Доля ангелов (сборник) - страница 7



Про операцию я узнал год спустя, когда Люба, по страшному секрету, взяв с меня клятву о том, что я никому ничего не расскажу, показала мне шрам. Мы тогда сторожили с ней кукурузу, в Николаевке. Почему она выбрала именно меня, я не знаю. Хотя… может быть, дело в возрасте? Ей было уже почти четырнадцать, а мне – десять. Юрчику же с Наташкой – по восемь. И хотя вся наша ночная работа была скорее развлечением, но брать младших с собой… А вдруг они просто испугаются и заревут, затребуют домой?

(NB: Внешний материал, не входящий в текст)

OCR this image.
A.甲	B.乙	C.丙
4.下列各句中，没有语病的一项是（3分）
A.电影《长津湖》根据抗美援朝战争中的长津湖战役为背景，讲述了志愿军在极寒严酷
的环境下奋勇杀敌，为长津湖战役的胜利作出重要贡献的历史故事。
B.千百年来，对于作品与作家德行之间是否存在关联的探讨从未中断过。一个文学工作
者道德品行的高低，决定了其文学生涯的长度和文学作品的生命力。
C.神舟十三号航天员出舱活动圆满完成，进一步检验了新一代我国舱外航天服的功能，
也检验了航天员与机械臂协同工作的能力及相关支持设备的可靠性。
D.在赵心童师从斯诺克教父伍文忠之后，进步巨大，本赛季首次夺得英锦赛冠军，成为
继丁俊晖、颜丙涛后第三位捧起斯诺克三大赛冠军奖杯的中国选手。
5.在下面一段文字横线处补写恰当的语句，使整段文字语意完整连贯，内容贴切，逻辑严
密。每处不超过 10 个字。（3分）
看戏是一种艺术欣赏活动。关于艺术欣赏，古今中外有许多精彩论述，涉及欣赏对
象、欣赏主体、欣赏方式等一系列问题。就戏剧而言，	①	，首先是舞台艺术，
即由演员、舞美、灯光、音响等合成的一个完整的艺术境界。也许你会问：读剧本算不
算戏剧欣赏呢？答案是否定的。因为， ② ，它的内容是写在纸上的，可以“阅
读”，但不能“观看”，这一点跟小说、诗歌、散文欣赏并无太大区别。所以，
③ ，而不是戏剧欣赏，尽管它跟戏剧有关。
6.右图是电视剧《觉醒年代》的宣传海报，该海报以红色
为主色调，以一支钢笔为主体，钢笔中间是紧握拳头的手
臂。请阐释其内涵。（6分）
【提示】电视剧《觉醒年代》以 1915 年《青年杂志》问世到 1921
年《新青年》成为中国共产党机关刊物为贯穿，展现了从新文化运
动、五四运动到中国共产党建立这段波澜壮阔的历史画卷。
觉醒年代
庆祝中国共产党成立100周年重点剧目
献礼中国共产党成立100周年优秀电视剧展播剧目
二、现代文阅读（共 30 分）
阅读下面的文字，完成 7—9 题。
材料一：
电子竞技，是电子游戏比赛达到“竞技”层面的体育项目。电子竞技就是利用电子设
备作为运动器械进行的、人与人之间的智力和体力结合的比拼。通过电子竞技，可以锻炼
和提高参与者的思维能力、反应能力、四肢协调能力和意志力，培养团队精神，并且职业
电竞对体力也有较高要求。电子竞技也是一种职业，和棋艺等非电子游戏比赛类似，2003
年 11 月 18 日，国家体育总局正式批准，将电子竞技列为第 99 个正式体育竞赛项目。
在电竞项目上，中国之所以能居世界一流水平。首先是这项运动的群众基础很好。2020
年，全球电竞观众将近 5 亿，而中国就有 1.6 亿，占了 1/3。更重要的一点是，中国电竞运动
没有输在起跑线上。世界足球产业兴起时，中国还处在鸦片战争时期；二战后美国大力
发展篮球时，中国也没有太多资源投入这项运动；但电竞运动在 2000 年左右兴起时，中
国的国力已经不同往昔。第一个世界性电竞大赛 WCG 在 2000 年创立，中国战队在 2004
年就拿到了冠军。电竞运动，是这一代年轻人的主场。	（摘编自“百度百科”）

Наш чулан стоял на самой середине поля, и до бабы-Валиного дома было где-то с километр по этим джунглям, среди вымахавших уже под два метра стеблей, и ночью, когда луна плыла над самыми нашими головами, казалось, что сторожка наша стоит на самом краю земли, и дальше нет ничего. Только тьма, только тишина. И мир, теряя там самоё себя, обретал в материи новое: эту тишину и эту тьму, становившиеся веществом ночи. Ну и как бы мы их вели тогда домой? Да там заблудиться-то – раз плюнуть. Даже для такой взрослой девушки, как Люба.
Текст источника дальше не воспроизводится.